I felt like my brain was about to explode watching the coverage of the Boston Marathon bombing last week. I was enthralled with the story, but the reporting and coverage of it just hurt.
It wasn’t just the misinformation spread by more than one news organization and journalist. It was how trained journalists pursued the story. Did everyone forget Journalism 101 while covering the story?
It also makes me wonder if we as journalists have learned anything because I feel like I’ve been repeating the points I’m about to make for quite some time, including after the Newtown shooting.
To tweet or not to tweet the scanner
Never have I seen so many people listening to (and tweeting) the scanner for a police operation.
I’m a big fan of the police scanner. If I’m covering something at the scene, the scanner helps me understand what I’m seeing better. But I also have been around enough cops and firefighters to understand the lingo and the codes you’re going to hear on the scanner.
I also know that it’s the heat of the moment and there are going to be things on the scanner that are exaggerations. Some things also are flat out wrong. It’s why you don’t report from the scanner from an active scene and confirm things.
We have a service in New Jersey called the BNN where people send messages of what they’re hearing on the BNN. I cannot count on two hands the number of alerts have turned out to be exaggerations or flat out nothing.
Should you live tweet the scanner? Of course not. A million times no! Especially if you are not at the scene and cannot see what is happening. I always thought of the scanner as something that gives me leads and supplements what I see with my own eyes. But we need to remember that it’s investigation in process, which means things discussed could turn out to be false.

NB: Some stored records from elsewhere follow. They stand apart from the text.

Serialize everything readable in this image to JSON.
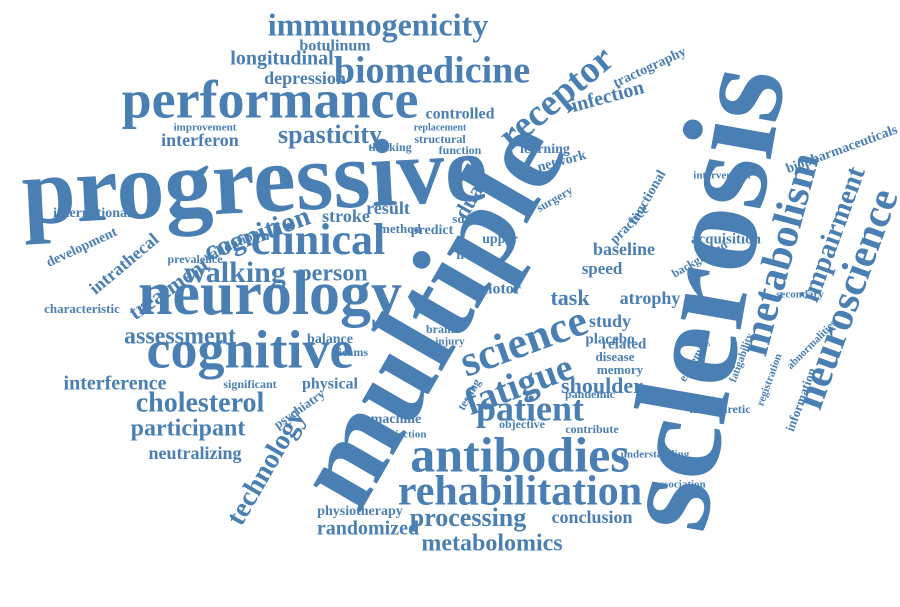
{
  "words": [
    "progressive",
    "multiple",
    "sclerosis",
    "neurology",
    "cognitive",
    "performance",
    "clinical",
    "antibodies",
    "rehabilitation",
    "science",
    "fatigue",
    "patient",
    "metabolism",
    "neuroscience",
    "receptor",
    "biomedicine",
    "immunogenicity",
    "impairment",
    "cholesterol",
    "walking",
    "cognition",
    "spasticity",
    "technology",
    "assessment",
    "participant",
    "processing",
    "metabolomics",
    "randomized",
    "conclusion",
    "shoulder",
    "person",
    "interference",
    "neutralizing",
    "treatment",
    "intrathecal",
    "development",
    "international",
    "characteristic",
    "interferon",
    "longitudinal",
    "depression",
    "botulinum",
    "controlled",
    "infection",
    "tractography",
    "biopharmaceuticals",
    "acquisition",
    "baseline",
    "speed",
    "atrophy",
    "task",
    "study",
    "placebo",
    "memory",
    "disease",
    "related",
    "physical",
    "stroke",
    "result",
    "hemiparetic",
    "intervention",
    "improvement",
    "validation",
    "prevalence",
    "machine",
    "injection",
    "physiotherapy",
    "psychiatry",
    "learning",
    "network",
    "functional",
    "motor",
    "measure",
    "information",
    "registration",
    "objective",
    "contribute",
    "understanding",
    "association",
    "secondary",
    "fatigability",
    "abnormalities",
    "balance",
    "significant",
    "upper",
    "liver",
    "predict",
    "sdmt",
    "method",
    "dual",
    "structural",
    "function",
    "thinking",
    "replacement",
    "practice",
    "background",
    "pandemic",
    "extremity",
    "bicams",
    "brain",
    "injury",
    "testing",
    "surgery"
  ]
}
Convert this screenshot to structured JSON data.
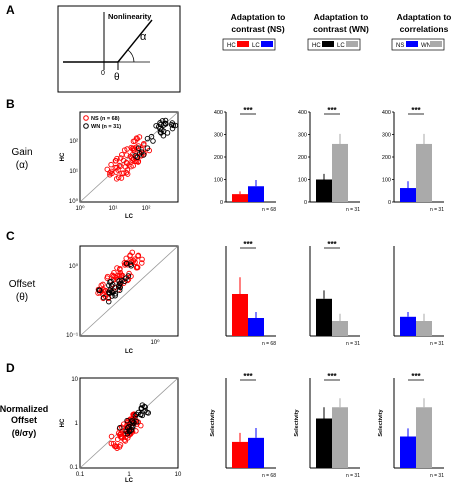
{
  "panel_letters": [
    "A",
    "B",
    "C",
    "D"
  ],
  "schematic": {
    "label": "Nonlinearity",
    "alpha": "α",
    "zero": "0",
    "theta": "θ"
  },
  "column_titles": [
    {
      "line1": "Adaptation to",
      "line2": "contrast (NS)",
      "legend": [
        {
          "label": "HC",
          "color": "#ff0000"
        },
        {
          "label": "LC",
          "color": "#0000ff"
        }
      ]
    },
    {
      "line1": "Adaptation to",
      "line2": "contrast (WN)",
      "legend": [
        {
          "label": "HC",
          "color": "#000000"
        },
        {
          "label": "LC",
          "color": "#aaaaaa"
        }
      ]
    },
    {
      "line1": "Adaptation to",
      "line2": "correlations",
      "legend": [
        {
          "label": "NS",
          "color": "#0000ff"
        },
        {
          "label": "WN",
          "color": "#aaaaaa"
        }
      ]
    }
  ],
  "row_labels": [
    {
      "lines": [
        "Gain",
        "(α)"
      ]
    },
    {
      "lines": [
        "Offset",
        "(θ)"
      ]
    },
    {
      "lines": [
        "Normalized",
        "Offset",
        "(θ/σy)"
      ]
    }
  ],
  "colors": {
    "HC_NS": "#ff0000",
    "LC_NS": "#0000ff",
    "HC_WN": "#000000",
    "LC_WN": "#aaaaaa",
    "NS": "#0000ff",
    "WN": "#aaaaaa"
  },
  "scatter_legend": [
    "NS (n = 68)",
    "WN (n = 31)"
  ],
  "significance": "***",
  "n_labels": {
    "ns": "n = 68",
    "wn": "n = 31"
  },
  "chart_data": [
    {
      "id": "B-scatter",
      "type": "scatter",
      "xlabel": "LC",
      "ylabel": "HC",
      "scale": "log",
      "xlim": [
        1,
        1000
      ],
      "ylim": [
        1,
        1000
      ],
      "xticks": [
        "10⁰",
        "10¹",
        "10²"
      ],
      "yticks": [
        "10⁰",
        "10¹",
        "10²"
      ],
      "unity_line": true,
      "note": "NS cells (red, n=68) cluster near LC 10-100, HC 10-60; WN cells (black, n=31) LC 40-300, HC 30-200"
    },
    {
      "id": "B-NS",
      "type": "bar",
      "categories": [
        "HC",
        "LC"
      ],
      "values": [
        35,
        70
      ],
      "errors": [
        12,
        28
      ],
      "ylim": [
        0,
        400
      ],
      "yticks": [
        0,
        100,
        200,
        300,
        400
      ],
      "colors": [
        "#ff0000",
        "#0000ff"
      ],
      "significance": "***",
      "n": "n = 68"
    },
    {
      "id": "B-WN",
      "type": "bar",
      "categories": [
        "HC",
        "LC"
      ],
      "values": [
        100,
        258
      ],
      "errors": [
        25,
        45
      ],
      "ylim": [
        0,
        400
      ],
      "yticks": [
        0,
        100,
        200,
        300,
        400
      ],
      "colors": [
        "#000000",
        "#aaaaaa"
      ],
      "significance": "***",
      "n": "n = 31"
    },
    {
      "id": "B-corr",
      "type": "bar",
      "categories": [
        "NS",
        "WN"
      ],
      "values": [
        62,
        258
      ],
      "errors": [
        30,
        45
      ],
      "ylim": [
        0,
        400
      ],
      "yticks": [
        0,
        100,
        200,
        300,
        400
      ],
      "colors": [
        "#0000ff",
        "#aaaaaa"
      ],
      "significance": "***",
      "n": "n = 31"
    },
    {
      "id": "C-scatter",
      "type": "scatter",
      "xlabel": "LC",
      "ylabel": "HC",
      "scale": "log",
      "xlim": [
        0.1,
        2
      ],
      "ylim": [
        0.1,
        2
      ],
      "xticks": [
        "10⁰"
      ],
      "yticks": [
        "10⁻¹",
        "10⁰"
      ],
      "unity_line": true
    },
    {
      "id": "C-NS",
      "type": "bar",
      "categories": [
        "HC",
        "LC"
      ],
      "values": [
        0.7,
        0.3
      ],
      "errors": [
        0.28,
        0.1
      ],
      "ylim": [
        0,
        1.5
      ],
      "colors": [
        "#ff0000",
        "#0000ff"
      ],
      "significance": "***",
      "n": "n = 68"
    },
    {
      "id": "C-WN",
      "type": "bar",
      "categories": [
        "HC",
        "LC"
      ],
      "values": [
        0.62,
        0.25
      ],
      "errors": [
        0.14,
        0.12
      ],
      "ylim": [
        0,
        1.5
      ],
      "colors": [
        "#000000",
        "#aaaaaa"
      ],
      "significance": "***",
      "n": "n = 31"
    },
    {
      "id": "C-corr",
      "type": "bar",
      "categories": [
        "NS",
        "WN"
      ],
      "values": [
        0.32,
        0.25
      ],
      "errors": [
        0.08,
        0.12
      ],
      "ylim": [
        0,
        1.5
      ],
      "colors": [
        "#0000ff",
        "#aaaaaa"
      ],
      "significance": "",
      "n": "n = 31"
    },
    {
      "id": "D-scatter",
      "type": "scatter",
      "xlabel": "LC",
      "ylabel": "HC",
      "scale": "log",
      "xlim": [
        0.1,
        10
      ],
      "ylim": [
        0.1,
        10
      ],
      "xticks": [
        "0.1",
        "1",
        "10"
      ],
      "yticks": [
        "0.1",
        "1",
        "10"
      ],
      "unity_line": true
    },
    {
      "id": "D-NS",
      "type": "bar",
      "categories": [
        "HC",
        "LC"
      ],
      "values": [
        0.58,
        0.67
      ],
      "errors": [
        0.2,
        0.22
      ],
      "ylim": [
        0,
        2
      ],
      "ylabel": "Selectivity",
      "colors": [
        "#ff0000",
        "#0000ff"
      ],
      "significance": "***",
      "n": "n = 68"
    },
    {
      "id": "D-WN",
      "type": "bar",
      "categories": [
        "HC",
        "LC"
      ],
      "values": [
        1.1,
        1.35
      ],
      "errors": [
        0.25,
        0.2
      ],
      "ylim": [
        0,
        2
      ],
      "ylabel": "Selectivity",
      "colors": [
        "#000000",
        "#aaaaaa"
      ],
      "significance": "***",
      "n": "n = 31"
    },
    {
      "id": "D-corr",
      "type": "bar",
      "categories": [
        "NS",
        "WN"
      ],
      "values": [
        0.7,
        1.35
      ],
      "errors": [
        0.18,
        0.2
      ],
      "ylim": [
        0,
        2
      ],
      "ylabel": "Selectivity",
      "colors": [
        "#0000ff",
        "#aaaaaa"
      ],
      "significance": "***",
      "n": "n = 31"
    }
  ]
}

Misinformation travels at a million miles per hour
Tweeting from the scanner means that misinformation was out there, including the names of suspects who were not really suspects at all. It’s all over Twitter, Facebook, Reddit and everywhere in between. That share and retweet button is pretty easy to use, but it doesn’t take long to think before you hit it.
Ask yourself who this person is who is posting information and how much you trust them. Are they sourcing their information? Because there was lots of information without clear sources throughout the week.

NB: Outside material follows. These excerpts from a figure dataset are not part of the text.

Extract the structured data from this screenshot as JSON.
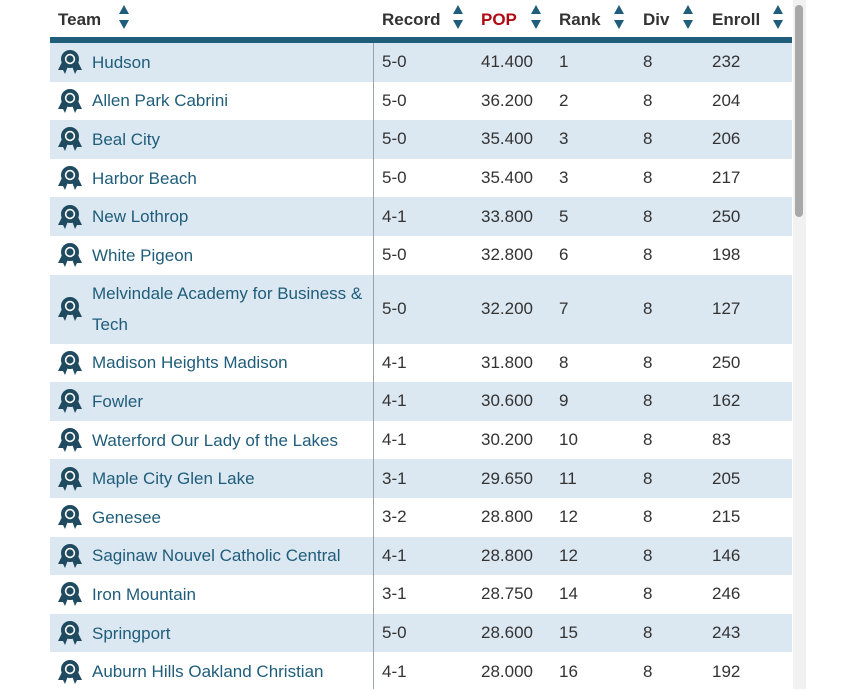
{
  "table": {
    "headers": [
      {
        "key": "team",
        "label": "Team",
        "active": false
      },
      {
        "key": "record",
        "label": "Record",
        "active": false
      },
      {
        "key": "pop",
        "label": "POP",
        "active": true
      },
      {
        "key": "rank",
        "label": "Rank",
        "active": false
      },
      {
        "key": "div",
        "label": "Div",
        "active": false
      },
      {
        "key": "enroll",
        "label": "Enroll",
        "active": false
      }
    ],
    "rows": [
      {
        "team": "Hudson",
        "record": "5-0",
        "pop": "41.400",
        "rank": "1",
        "div": "8",
        "enroll": "232"
      },
      {
        "team": "Allen Park Cabrini",
        "record": "5-0",
        "pop": "36.200",
        "rank": "2",
        "div": "8",
        "enroll": "204"
      },
      {
        "team": "Beal City",
        "record": "5-0",
        "pop": "35.400",
        "rank": "3",
        "div": "8",
        "enroll": "206"
      },
      {
        "team": "Harbor Beach",
        "record": "5-0",
        "pop": "35.400",
        "rank": "3",
        "div": "8",
        "enroll": "217"
      },
      {
        "team": "New Lothrop",
        "record": "4-1",
        "pop": "33.800",
        "rank": "5",
        "div": "8",
        "enroll": "250"
      },
      {
        "team": "White Pigeon",
        "record": "5-0",
        "pop": "32.800",
        "rank": "6",
        "div": "8",
        "enroll": "198"
      },
      {
        "team": "Melvindale Academy for Business & Tech",
        "record": "5-0",
        "pop": "32.200",
        "rank": "7",
        "div": "8",
        "enroll": "127"
      },
      {
        "team": "Madison Heights Madison",
        "record": "4-1",
        "pop": "31.800",
        "rank": "8",
        "div": "8",
        "enroll": "250"
      },
      {
        "team": "Fowler",
        "record": "4-1",
        "pop": "30.600",
        "rank": "9",
        "div": "8",
        "enroll": "162"
      },
      {
        "team": "Waterford Our Lady of the Lakes",
        "record": "4-1",
        "pop": "30.200",
        "rank": "10",
        "div": "8",
        "enroll": "83"
      },
      {
        "team": "Maple City Glen Lake",
        "record": "3-1",
        "pop": "29.650",
        "rank": "11",
        "div": "8",
        "enroll": "205"
      },
      {
        "team": "Genesee",
        "record": "3-2",
        "pop": "28.800",
        "rank": "12",
        "div": "8",
        "enroll": "215"
      },
      {
        "team": "Saginaw Nouvel Catholic Central",
        "record": "4-1",
        "pop": "28.800",
        "rank": "12",
        "div": "8",
        "enroll": "146"
      },
      {
        "team": "Iron Mountain",
        "record": "3-1",
        "pop": "28.750",
        "rank": "14",
        "div": "8",
        "enroll": "246"
      },
      {
        "team": "Springport",
        "record": "5-0",
        "pop": "28.600",
        "rank": "15",
        "div": "8",
        "enroll": "243"
      },
      {
        "team": "Auburn Hills Oakland Christian",
        "record": "4-1",
        "pop": "28.000",
        "rank": "16",
        "div": "8",
        "enroll": "192"
      }
    ]
  },
  "icons": {
    "team_badge": "award-ribbon-icon",
    "sort": "sort-arrows-icon"
  },
  "colors": {
    "header_rule": "#1f5d7a",
    "link": "#1f5d7a",
    "active_header": "#b00b14",
    "row_stripe": "#dbe7f1"
  }
}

The Atlantic has an excellent article about the anatomy of one of these misinformation disasters from the week.
If your mother says she loves you…
Too often I saw posts on Twitter attributed to Reddit or as crowdsourced. That’s fine. I’m a big fan of Reddit and of crowdsourcing and both have helped me as a journalist and as a social media producer.
But what happened to confirming those sources? They’re not official police sources. They’re just random people and we don’t know their background. In some cases we don’t even know who the people are because of the anonymity of the Internet.

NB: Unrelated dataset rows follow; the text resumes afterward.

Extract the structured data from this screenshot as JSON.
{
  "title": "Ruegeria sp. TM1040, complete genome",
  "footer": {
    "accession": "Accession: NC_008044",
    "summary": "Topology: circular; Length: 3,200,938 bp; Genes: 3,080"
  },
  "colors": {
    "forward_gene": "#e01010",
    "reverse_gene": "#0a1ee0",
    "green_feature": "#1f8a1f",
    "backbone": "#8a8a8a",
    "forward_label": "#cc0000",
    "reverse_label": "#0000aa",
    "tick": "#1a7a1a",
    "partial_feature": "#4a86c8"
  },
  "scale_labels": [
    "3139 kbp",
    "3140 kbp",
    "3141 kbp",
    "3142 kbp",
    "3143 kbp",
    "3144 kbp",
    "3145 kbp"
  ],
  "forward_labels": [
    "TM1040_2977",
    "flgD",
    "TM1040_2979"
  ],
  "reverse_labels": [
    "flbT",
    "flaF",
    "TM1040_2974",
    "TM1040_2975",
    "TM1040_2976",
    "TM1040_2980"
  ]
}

If I had a photo from someone that says it’s of a suspect, I’d want to confirm with an actual investigator or official. I’d want someone I trust to tell me it’s true. It seems some sources were not doing that, and that just helped create more misinformation and some news organizations to be just wrong.
So we’re wrong, now what
Of course people are going to be wrong at some point. Even Woodward and Bernstein were wrong at least once. I’ve been wrong. There can be miscommunication between us and our sources. Our sources just have the wrong information or it changes between when we talk to them and the story is published. It happens, though the severity of it the last week was at a pretty bad level.
How journalists react to being wrong, to me, is important. Do we say “our bad” or do we “stand by our story”? I think it says more to admit you were wrong than to defend your stories and reporting when you know it was bad. We’re human and make mistakes. Own up to them and it will earn you more credit with the public.
That doesn’t mean anyone should make a habit of being wrong. Just own up to your mistakes.
Will we ever learn?
It seems after big news stories like the Marathon bombing, we’re dissecting what went wrong and how we can do better. But then lots of people fall into the same habits and we repeat mistakes.
I had an editor at The Hour who once told us that the public trust is like virginity. Once you lose it, you can never get it back.
If we keep making the same mistakes, we’re going to lose the public’s trust. What are we as journalists and as an industry if we don’t have the public’s trust?